Pastor-run shelters have teamed up with educators to assist children, either by busing them to an alternative school that teaches everything from math to reading to dealing with emotions, or by bringing in specially trained teachers.
Despite the fact that the curriculum is not religious, faith drives these projects, as it does many other border migrant relief efforts. It also informs many educators, who see education as critical to students’ future success, including their ability to socialize, find jobs, and feel at home wherever they go.
Katherine Rodas, Victor’s oldest sister, was forced to flee Honduras with him and two other siblings after their mother died. While she and her husband are terrified of gangs and refuse to leave their Catholic-run shelter, she jumped at the opportunity to transport the children to Casa Kolping.
Their shelter, Casa Oscar Romero, is named after a beloved Salvadoran archbishop who was assassinated during his country’s civil war and later declared a saint by Pope Francis for his work with the poor. Many of those who have been housed at this shelter and elsewhere in Ciudad Juarez have come from Central America; a growing number of Mexican families have also arrived from areas engulfed in cartel warfare.
Teachers encouraged parents to join their children in the classrooms for a while after the school year began in October to build trust. Lucia, a single mother of three children who fled the Mexican state of Michoacan after a drug cartel “took over the harvest and everything” in their home, was one of them. For the sake of anonymity, she requested only to be identified by her first name.
Carol, her 8-year-old daughter, was already dressed in her mask and pink backpack, ready to sprint ahead of the pack as soon as the school bus arrived.
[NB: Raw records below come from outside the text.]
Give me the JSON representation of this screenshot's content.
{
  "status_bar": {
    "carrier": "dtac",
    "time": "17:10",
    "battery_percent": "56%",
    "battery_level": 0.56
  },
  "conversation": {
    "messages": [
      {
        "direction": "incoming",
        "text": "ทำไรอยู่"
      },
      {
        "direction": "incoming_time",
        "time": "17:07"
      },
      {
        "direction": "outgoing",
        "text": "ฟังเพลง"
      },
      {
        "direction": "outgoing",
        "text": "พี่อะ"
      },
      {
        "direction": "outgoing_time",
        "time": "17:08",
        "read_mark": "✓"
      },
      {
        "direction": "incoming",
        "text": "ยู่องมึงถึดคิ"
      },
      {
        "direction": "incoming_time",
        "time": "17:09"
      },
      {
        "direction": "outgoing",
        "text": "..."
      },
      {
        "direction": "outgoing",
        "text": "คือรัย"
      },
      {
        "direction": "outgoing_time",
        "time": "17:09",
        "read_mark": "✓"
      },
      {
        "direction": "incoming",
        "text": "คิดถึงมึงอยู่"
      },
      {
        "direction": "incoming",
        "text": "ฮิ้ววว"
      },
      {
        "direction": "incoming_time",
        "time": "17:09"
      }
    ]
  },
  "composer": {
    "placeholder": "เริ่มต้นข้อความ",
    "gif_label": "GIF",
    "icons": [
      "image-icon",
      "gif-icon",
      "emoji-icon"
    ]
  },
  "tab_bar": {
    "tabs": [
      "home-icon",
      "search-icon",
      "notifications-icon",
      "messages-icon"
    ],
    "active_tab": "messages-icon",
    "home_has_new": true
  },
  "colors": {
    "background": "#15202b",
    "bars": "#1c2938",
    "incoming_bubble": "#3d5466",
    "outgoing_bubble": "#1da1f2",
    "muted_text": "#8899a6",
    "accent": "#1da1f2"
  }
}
Casa Kolping is home to about a third of a dozen children from Casa Oscar Romero and another religious-run shelter. Carol, a first- to third-grader, meets in one classroom, while Victor, a fourth- to sixth-grader, meets across the hallway in a large room with windows overlooking El Paso’s mountains.
Victor imagines that schools across the border will be “big, well-cared for,” and that they will assist him in achieving his goal of becoming an architect. When he can find paper, he already practices drawing detailed houses.
“If you ask the kids, their greatest wish is to cross into the United States,” Yolanda Garcia, a teacher, said.
Many parents believe that enrolling their children in school in Mexico, where they do not intend to stay, is pointless. Many public educators are also hesitant to admit migrant students for fear of losing teacher positions if class sizes shrink when they leave abruptly, according to Dora Espinoza, a Ciudad Juarez primary school principal. She makes an effort to connect with families, including at a shelter two blocks from her classrooms.
According to the United Nations refugee agency, UNHCR, in addition to uncertainty, poverty and discrimination keep nearly half of refugee children out of school around the world.
Insecurity, on the other hand, is the most significant impediment. Many parents are afraid to let their children out of their sight because they are being pursued by gangs in their hometowns and are being preyed upon by gangs along the way — often right up to the shelter’s doors.
The faith-run programs address that by providing secure transportation, as in the case of Casa Kolping, or bringing instructors directly to the migrants, as in the case of another Ciudad Juarez shelter, Buen Samaritano, Spanish for good Samaritan.